Current seniors will remember March 24, 2005 as one of the most bizarre days in their time at the University. As graduate student instructors picketed during a one-day walkout called by their union, the Graduate Employees’ Organization, students and faculty found themselves divided over whether to join the lines, cross them and go to class or – as some did – taunt the picketing GSIs. Many, if not most, of GEO’s demands at the time were reasonable – as is the case in its current negotiations with the University. However, there are two sides to this issue. If the University and GEO want to ensure that the current negotiations prove beneficial and feasible for both sides, they must take a more flexible and individualized approach to salaries.
For GEO to ask the University for more money might at first seem absurd. Graduate student instructors are granted many benefits that would make undergraduates drool. As they work toward a prestigious degree from a top university, GSIs receive compensation for their entire tuition plus an annual stipend of more than $15,000 for only about 20 hours of work per week.
That’s not a bad deal for a lot of GSIs, but that doesn’t mean it’s good for everyone. Trying to support a family with that sum is a laughable notion. Likewise, while a free education might appreciate in value over time, that isn’t really consolation today for, you know, food. GSIs face other problems that scoffing undergrads may not consider. They are paid only for nine months and have to find other options during the summer. GSIs with young children must overcome the lack of adequate childcare services and overall difficulty of being both a parent and a student.
Despite these real concerns, it’s difficult to completely side with GEO. The University itself faces debilitating cuts in state funding every year and has had to raise tuition regularly in recent years. In the interest of minimizing further tuition hikes, keeping down class sizes and maintaining a high standard of education, the University will have the sympathy of many people on campus if it throws its hands up at GEO’s latest demands. But that’s not a solution.
In demanding a 9 percent raise this year for all GSIs, GEO is apparently blind to the fact that many of its members are well enough off without that raise. In countering thus far with an offer of a 3 percent raise, the University is ignoring the fact that some GSIs truly need more than that based on extenuating personal circumstances.
In a perfect world, GEO’s demands would be met, but with a reality of state funding cuts and tight belts, the University cannot provide a 9 percent increase across the board.
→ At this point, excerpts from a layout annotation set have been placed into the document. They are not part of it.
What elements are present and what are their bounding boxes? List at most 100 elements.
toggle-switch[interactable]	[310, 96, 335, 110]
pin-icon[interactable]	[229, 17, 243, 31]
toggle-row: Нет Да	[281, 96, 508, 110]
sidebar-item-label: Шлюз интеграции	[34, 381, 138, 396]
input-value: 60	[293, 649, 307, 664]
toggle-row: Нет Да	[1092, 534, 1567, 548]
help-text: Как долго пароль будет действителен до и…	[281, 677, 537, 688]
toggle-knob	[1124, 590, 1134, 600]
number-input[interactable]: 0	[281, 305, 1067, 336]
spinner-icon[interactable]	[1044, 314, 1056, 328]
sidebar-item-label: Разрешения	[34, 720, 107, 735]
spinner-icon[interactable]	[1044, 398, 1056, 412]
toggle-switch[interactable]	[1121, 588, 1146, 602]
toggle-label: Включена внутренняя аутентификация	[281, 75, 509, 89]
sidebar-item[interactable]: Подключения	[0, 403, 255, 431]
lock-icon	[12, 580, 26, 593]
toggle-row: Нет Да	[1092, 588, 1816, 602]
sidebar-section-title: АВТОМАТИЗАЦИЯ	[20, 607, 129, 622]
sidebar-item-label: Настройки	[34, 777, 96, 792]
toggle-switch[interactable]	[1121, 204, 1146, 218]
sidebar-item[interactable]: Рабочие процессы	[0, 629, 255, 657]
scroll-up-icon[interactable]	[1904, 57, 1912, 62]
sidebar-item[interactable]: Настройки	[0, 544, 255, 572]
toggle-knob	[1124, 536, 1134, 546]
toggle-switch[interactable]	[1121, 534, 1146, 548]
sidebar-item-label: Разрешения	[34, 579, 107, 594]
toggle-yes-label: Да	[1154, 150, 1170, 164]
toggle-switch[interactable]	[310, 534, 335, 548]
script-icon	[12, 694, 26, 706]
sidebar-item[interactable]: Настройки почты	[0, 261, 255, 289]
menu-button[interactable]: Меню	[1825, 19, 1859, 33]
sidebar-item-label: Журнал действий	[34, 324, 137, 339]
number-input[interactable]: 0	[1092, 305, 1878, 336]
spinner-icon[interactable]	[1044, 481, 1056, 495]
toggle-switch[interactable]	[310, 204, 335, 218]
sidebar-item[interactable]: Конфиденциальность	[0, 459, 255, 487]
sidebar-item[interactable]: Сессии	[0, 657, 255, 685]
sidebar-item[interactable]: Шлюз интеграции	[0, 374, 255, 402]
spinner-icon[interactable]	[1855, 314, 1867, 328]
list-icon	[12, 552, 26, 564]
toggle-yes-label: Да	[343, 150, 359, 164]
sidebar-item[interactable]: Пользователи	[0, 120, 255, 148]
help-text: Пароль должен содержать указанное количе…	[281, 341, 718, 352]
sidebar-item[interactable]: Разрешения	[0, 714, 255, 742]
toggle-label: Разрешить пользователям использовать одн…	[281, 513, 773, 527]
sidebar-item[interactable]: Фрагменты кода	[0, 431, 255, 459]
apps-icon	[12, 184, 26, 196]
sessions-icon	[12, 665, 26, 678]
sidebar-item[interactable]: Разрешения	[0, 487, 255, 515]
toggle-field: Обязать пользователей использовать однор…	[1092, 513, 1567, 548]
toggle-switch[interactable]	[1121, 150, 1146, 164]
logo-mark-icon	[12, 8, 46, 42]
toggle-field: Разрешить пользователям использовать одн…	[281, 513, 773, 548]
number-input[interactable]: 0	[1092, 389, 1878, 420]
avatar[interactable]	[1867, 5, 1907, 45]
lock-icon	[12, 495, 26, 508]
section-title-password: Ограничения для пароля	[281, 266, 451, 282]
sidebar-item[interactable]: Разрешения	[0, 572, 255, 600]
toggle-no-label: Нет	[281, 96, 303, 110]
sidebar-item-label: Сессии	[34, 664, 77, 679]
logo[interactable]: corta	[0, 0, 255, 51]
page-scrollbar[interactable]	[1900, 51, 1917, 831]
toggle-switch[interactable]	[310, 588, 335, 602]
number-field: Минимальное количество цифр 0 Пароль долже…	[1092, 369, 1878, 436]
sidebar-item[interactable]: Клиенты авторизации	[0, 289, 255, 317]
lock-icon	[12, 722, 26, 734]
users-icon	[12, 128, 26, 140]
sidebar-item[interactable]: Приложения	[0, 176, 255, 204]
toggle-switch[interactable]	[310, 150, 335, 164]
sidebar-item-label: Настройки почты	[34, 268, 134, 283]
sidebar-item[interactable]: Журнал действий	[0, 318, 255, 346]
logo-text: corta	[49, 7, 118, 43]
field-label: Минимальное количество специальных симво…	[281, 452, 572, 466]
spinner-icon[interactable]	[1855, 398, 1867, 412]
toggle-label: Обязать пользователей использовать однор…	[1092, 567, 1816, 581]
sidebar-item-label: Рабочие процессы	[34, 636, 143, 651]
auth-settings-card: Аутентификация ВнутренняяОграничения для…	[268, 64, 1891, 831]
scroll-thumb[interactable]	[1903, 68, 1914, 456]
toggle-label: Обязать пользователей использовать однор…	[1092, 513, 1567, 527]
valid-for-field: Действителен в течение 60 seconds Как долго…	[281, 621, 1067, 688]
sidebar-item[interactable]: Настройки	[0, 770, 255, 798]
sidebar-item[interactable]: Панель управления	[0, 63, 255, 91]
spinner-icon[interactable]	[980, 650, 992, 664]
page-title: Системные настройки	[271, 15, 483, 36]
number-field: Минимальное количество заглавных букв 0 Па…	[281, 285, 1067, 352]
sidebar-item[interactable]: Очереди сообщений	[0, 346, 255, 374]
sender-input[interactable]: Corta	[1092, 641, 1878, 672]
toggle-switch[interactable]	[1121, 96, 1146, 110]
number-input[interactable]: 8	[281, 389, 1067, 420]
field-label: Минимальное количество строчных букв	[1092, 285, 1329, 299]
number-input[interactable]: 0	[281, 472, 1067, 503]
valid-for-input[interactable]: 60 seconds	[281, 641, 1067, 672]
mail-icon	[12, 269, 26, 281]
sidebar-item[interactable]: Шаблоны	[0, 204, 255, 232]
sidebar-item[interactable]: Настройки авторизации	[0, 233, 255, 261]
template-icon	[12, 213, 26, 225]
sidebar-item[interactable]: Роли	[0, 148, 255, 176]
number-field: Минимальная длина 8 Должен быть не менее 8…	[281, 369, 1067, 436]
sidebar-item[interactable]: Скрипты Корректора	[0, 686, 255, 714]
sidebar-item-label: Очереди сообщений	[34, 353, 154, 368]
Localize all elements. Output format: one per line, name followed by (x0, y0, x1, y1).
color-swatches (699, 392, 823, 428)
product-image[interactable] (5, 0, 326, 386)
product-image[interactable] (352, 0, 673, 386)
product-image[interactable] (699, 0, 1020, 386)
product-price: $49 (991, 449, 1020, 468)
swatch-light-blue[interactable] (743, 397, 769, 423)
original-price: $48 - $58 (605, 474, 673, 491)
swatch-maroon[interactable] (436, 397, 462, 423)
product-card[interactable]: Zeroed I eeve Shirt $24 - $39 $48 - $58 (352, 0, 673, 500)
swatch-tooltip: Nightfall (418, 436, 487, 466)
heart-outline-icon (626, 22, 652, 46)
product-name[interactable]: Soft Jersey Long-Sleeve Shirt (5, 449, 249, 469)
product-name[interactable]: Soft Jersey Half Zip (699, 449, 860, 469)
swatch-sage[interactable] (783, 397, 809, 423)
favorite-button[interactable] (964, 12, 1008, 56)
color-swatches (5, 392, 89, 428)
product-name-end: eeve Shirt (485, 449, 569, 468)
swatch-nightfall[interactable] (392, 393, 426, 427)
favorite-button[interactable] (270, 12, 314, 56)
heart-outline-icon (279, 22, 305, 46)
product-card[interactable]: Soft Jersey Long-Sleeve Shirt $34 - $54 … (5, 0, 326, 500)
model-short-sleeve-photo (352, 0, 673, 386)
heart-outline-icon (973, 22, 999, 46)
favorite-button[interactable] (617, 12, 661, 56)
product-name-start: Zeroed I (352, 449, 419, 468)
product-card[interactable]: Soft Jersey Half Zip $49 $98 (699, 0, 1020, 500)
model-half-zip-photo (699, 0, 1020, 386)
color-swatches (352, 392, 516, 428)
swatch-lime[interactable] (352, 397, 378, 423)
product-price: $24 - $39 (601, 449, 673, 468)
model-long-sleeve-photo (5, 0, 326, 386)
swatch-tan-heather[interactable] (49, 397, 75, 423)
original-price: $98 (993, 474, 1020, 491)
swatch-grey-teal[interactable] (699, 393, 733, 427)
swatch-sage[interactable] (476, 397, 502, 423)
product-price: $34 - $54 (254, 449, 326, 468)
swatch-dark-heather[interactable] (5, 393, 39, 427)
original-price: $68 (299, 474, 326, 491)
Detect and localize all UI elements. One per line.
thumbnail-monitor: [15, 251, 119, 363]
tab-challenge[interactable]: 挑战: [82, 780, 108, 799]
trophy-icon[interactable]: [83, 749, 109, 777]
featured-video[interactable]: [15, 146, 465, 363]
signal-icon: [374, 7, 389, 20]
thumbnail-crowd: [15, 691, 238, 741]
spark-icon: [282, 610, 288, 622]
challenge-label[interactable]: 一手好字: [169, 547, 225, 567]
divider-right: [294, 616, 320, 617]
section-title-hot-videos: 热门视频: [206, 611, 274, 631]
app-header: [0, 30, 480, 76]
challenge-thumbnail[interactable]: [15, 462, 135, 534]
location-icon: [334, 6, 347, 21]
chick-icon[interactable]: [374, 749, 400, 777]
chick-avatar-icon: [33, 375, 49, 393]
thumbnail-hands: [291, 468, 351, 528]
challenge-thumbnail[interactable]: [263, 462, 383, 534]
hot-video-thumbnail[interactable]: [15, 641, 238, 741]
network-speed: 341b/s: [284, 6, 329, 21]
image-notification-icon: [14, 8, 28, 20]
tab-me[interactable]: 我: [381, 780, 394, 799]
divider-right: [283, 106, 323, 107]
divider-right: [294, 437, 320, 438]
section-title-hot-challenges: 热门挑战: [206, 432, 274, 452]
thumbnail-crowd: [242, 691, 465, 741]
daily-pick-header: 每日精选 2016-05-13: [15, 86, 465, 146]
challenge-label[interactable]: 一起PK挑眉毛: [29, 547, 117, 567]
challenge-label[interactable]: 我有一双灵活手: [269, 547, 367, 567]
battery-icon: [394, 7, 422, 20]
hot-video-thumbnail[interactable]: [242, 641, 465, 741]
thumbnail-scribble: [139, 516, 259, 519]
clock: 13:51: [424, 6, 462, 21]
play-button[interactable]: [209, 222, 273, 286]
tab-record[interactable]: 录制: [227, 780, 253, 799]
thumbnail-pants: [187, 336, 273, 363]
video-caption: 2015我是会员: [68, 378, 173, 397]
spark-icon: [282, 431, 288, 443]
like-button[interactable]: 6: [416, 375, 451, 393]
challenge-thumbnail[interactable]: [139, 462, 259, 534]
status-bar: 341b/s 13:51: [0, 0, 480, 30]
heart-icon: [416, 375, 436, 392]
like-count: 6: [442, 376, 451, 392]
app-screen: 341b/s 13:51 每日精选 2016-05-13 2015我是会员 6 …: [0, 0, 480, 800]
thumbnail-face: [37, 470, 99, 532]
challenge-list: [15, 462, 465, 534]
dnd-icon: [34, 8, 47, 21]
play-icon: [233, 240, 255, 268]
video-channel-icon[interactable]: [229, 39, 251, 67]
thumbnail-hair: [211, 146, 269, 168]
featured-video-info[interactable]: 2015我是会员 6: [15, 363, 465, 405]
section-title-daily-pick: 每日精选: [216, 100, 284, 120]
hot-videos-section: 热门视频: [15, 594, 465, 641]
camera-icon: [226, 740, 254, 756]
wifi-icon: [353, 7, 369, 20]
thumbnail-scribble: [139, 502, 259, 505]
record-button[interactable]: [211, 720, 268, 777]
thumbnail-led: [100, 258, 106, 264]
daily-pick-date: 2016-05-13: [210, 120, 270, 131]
An individualized system of need assessment, similar to financial aid, is perhaps the most reasonable amelioration the University can offer in response to GEO’s financial demands. Other demands – such as adequate child care and health benefits, and parental leave – must, of course, be met right away.
A comprehensive solution to this issue of compensation must, however, go beyond even that. It is the University’s purported desire to build the best intellectual environment possible. Toward that end, a reassessment of compensation for instructors at all levels is long overdue. While tenured, research-happy professors may truly deserve that six-figure salary, it is simply not right that many lecturers who devote just as much time and are just as vital for students are compensated so poorly (and often on a nine-month calendar).
The University obviously does have to pay its all-star professors in order to keep their eyes from wandering, but it must also consider that excellent lecturers and GSIs are often more important to students. Students may scoff at GEO’s current financial demands, especially because they could raise tuition, but we’d be much more open to a broader solution that more fairly compensates all of our instructors. That is a goal worth spending money on.